Why Bother Noticing Unhealthy Helpfulness?

Why Bother Noticing Unhealthy Helpfulness?

There are times when everyone needs help and a hand up. Asking for help is not unhealthy, but sometimes our helpfulness can debilitate and weaken a person. By its very nature, learning forces us to constructively struggle and causes growing pains. Whether it is acquiring wisdom in money matters, communicating effectively with another adult by trial and error, or practicing healthy living habits, we will feel some discomfort in the process. Taking away the constructive process of struggle from someone is unhealthy helpfulness or more commonly called, enabling.  

        Stepping Away

Stepping away from unhealthy helpfulness is painful, both for the giver and the receiver. Yet, it is only by making a clean break from the habit of enabling that either person can hope to gain a sense of what healthy relationships entail.   

Though it takes two people to make an unhealthy relationship, it takes only one to step aside from an enmeshed union. One person can decide to replace old and destructive thinking with something new and constructive. We can change, even if the other doesn’t. Though it only takes one to step away from a cycle of disaster, it is not a cycle that is easily altered. 

Deciding whether or not our pattern of thinking and relating is debilitating to ourselves or someone else, is not always obvious.
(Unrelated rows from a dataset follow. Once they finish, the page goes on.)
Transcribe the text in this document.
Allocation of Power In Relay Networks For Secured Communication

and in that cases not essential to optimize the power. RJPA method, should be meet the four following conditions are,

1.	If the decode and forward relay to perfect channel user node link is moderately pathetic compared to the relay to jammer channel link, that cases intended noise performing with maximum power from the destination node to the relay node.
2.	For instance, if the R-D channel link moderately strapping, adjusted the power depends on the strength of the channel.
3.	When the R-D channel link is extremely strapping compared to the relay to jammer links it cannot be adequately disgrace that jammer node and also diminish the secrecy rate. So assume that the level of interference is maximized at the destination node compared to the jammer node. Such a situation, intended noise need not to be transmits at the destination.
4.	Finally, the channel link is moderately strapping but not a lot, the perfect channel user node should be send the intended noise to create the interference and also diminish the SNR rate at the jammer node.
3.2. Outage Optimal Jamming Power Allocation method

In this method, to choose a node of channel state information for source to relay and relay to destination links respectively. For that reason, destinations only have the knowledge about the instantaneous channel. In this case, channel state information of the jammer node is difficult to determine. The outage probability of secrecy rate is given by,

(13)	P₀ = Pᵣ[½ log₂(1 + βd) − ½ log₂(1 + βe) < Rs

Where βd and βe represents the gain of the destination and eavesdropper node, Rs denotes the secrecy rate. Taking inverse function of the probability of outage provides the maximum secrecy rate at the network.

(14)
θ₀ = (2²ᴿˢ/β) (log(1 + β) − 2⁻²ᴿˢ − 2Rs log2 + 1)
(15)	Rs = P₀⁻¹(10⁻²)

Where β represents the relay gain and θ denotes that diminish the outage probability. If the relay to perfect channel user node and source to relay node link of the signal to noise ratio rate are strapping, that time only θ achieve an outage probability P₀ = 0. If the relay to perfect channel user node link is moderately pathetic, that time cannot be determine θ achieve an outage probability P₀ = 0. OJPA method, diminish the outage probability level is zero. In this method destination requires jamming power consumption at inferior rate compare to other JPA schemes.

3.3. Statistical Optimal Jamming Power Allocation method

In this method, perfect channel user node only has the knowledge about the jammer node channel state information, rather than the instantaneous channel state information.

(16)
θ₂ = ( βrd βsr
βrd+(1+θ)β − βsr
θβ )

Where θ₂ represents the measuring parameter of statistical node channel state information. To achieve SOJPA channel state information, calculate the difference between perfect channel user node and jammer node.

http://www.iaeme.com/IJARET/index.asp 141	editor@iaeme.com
But if a suspicion arises that all is not “right,” that can be enough for us to consider taking a closer look at what we think might be askew. 

Signs of healthy helpfulness include giving and receiving from both sides, not just one. People who do not enable or who do not enjoy being enabled, are those who are invested in the wellness of the other person. And, both understand that they are ultimately responsible for achieving their own good. 

I cannot exercise, quit smoking or go to counseling for anyone else. They have to do that for themselves if they want a healthy life. And if they don’t, I can’t shield them from the consequences of their choices; heart problems, lung cancer or unresolved personal issues.  

Sound minded relationships are comprised of people who can both give and receive opinions respectfully. Though one may be tempted to manipulate the other into thinking or doing something for selfish gain, it is not a temptation that follows through to an action. No one is exempt from desiring someone perform a beneficial favor for them. But, knowing the favor requested is from a purely selfish motive overrides and eradicates the request in sound minded people. 

  Finally, giving and receiving healthy helpfulness is between two adults who see each other as equals. If I treat another grown up as though they were still a child, then I am projecting my superiority and their inferiority. I am telling them that I know what is good for them and they do not. This invites a dependence that will suck the very life right out of us. 

Why bother to notice unhealthy helpfulness? It is worth noting our enabling habits. When we do, we can alter not only our lives for the better, but maybe the other person’s life as well.